Something made me uneasy when a colleague recently referred to “AI bias”. I think that’s because it doesn’t mention the actual source of such bias: humans! AI may expand and expose that bias, but it can’t do that unless we give it the seed. That’s rarely deliberate: we might treat it as a result of “how the world is”. But maybe we should be using “AI bias” less as an unconscious excuse and more as a sign that something about that world is wrong, and needs fixing?
Some alternative terms I find useful when thinking about that:
- Learned bias: even if we could provide AI with a perfect view of the human world, that world contains biases. And the way we choose what view to give the AI may introduce more. A good example of this is the “gendered pronoun” issue: AI that is given a corpus of human text to read will encounter the phrases “she is a CEO”/”he is a nurse” less often than their gender-flipped counterparts. So when translating from one of the many languages that doesn’t have gendered pronouns – such as Turkish, Finnish or Persian – an AI is likely to pick the more common version. Heroic efforts are being made to detect and fix this issue in translation sources and algorithms. But it would be good to try to work on the underlying issue, too.
- Blind-spot bias: AI feeds on the data we give it, but what about the data we can’t give it, because we don’t have it? Are the white spaces on our maps of city air quality because there is no pollution, or because there are fewer smartphone owners there to report it? We need to learn from Abraham Wald’s “returning bombers” paradox and investigate those blind-spots at least as intensely as the data-rich ones. The blind-spot may, itself, be telling us something important.
- Digital confirmation bias: a stronger subset of blind-spot bias occurs when our use of the AI’s predictions creates a positive feedback loop and increases the disparity between data-rich and data-poor areas.

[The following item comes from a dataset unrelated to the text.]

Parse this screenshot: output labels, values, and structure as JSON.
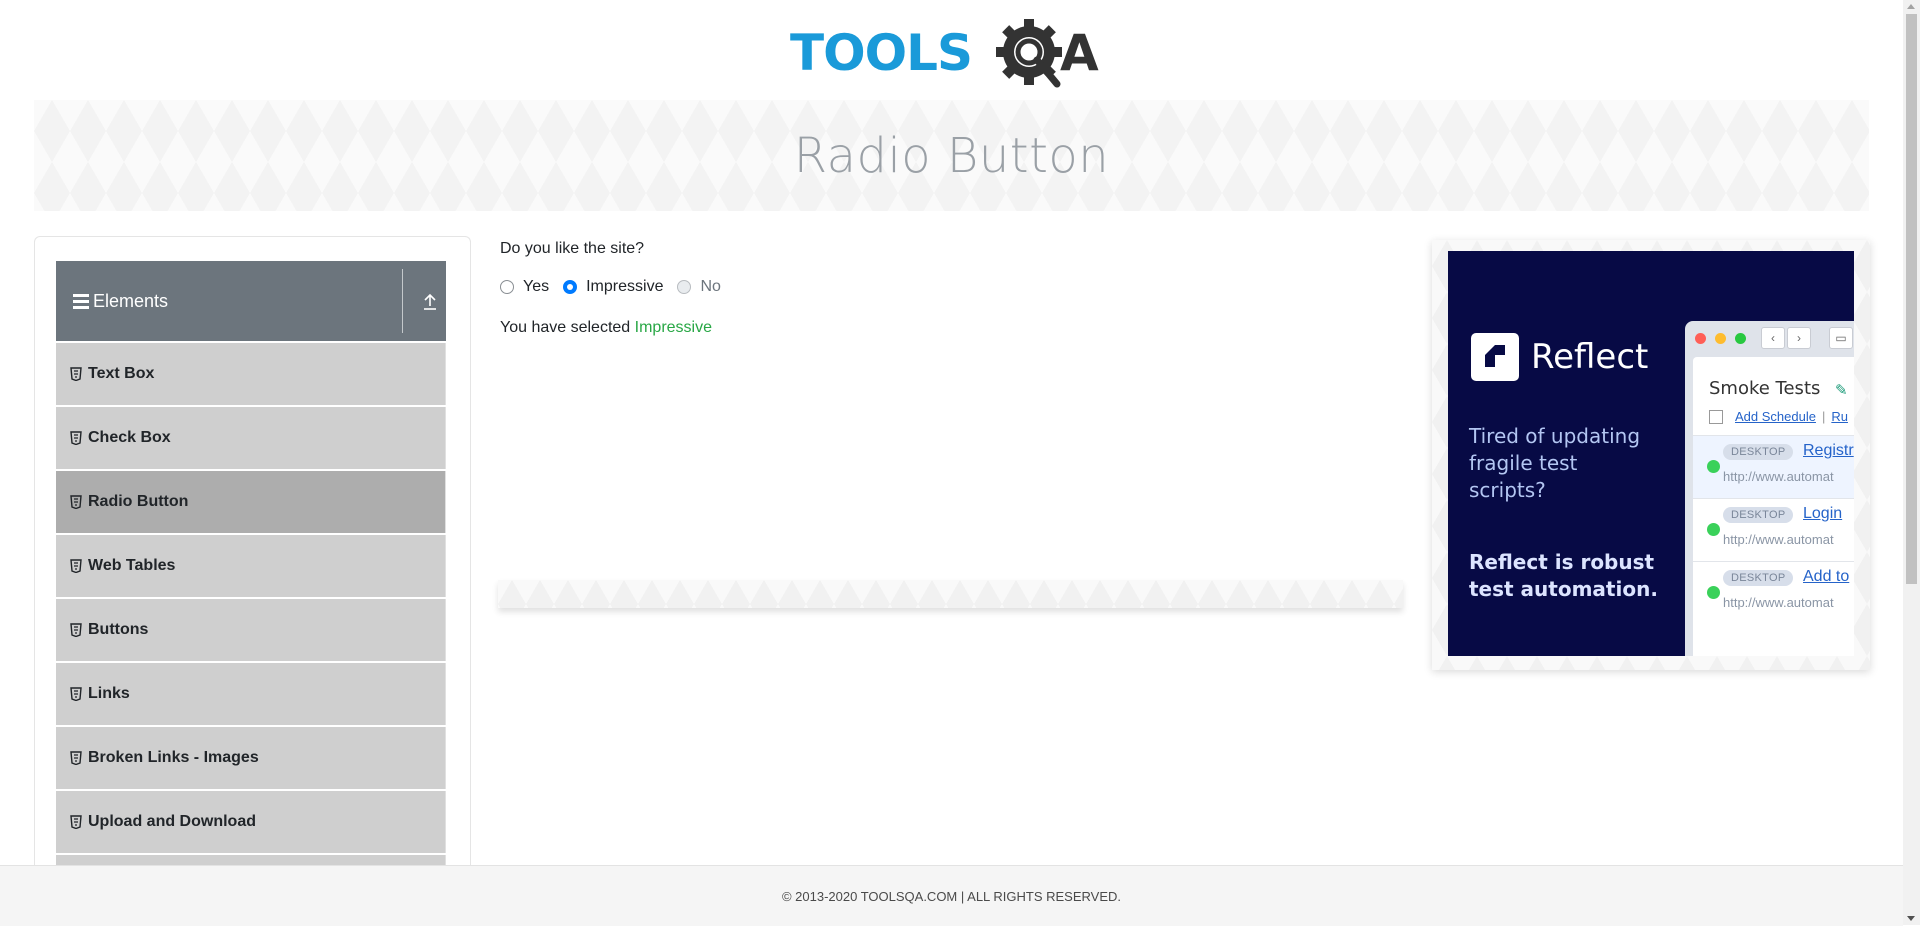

Sending more police into areas where there are more reports of crime is the classic example.
- Design bias: sometimes bias doesn’t come from the data, it comes from oversights or assumptions during the design of the AI or its surrounding processes. We need to try to detect and question these. Do all students actually have a smartphone? Are skin-tones generally lighter than the background? I know it’s much easier for me to remember that about 1 in 20 people don’t have “normal” colour vision: those who do can try to keep us in mind, but making your design team as diverse as possible can reduce the amount of “others’ shoes” effort that’s needed.
- Incentive bias: it’s all too easy for a “goal” to slip into “bias”. Social media analysts noticed a long time ago that the goal of “increase attention” was closely linked to the bias that will “increase outrage”. Hence the algorithms that curate for the former are likely to promote extreme expressions and views. It’s not yet clear whether a different definition of “attention” can fix this problem, or whether the AI will always (re-)discover the human weakness for strong emotions. Perhaps in these stressful times there might be a market for a social media platform that delivered attention through calming, mindful moments? I’d certainly be willing to give it a try.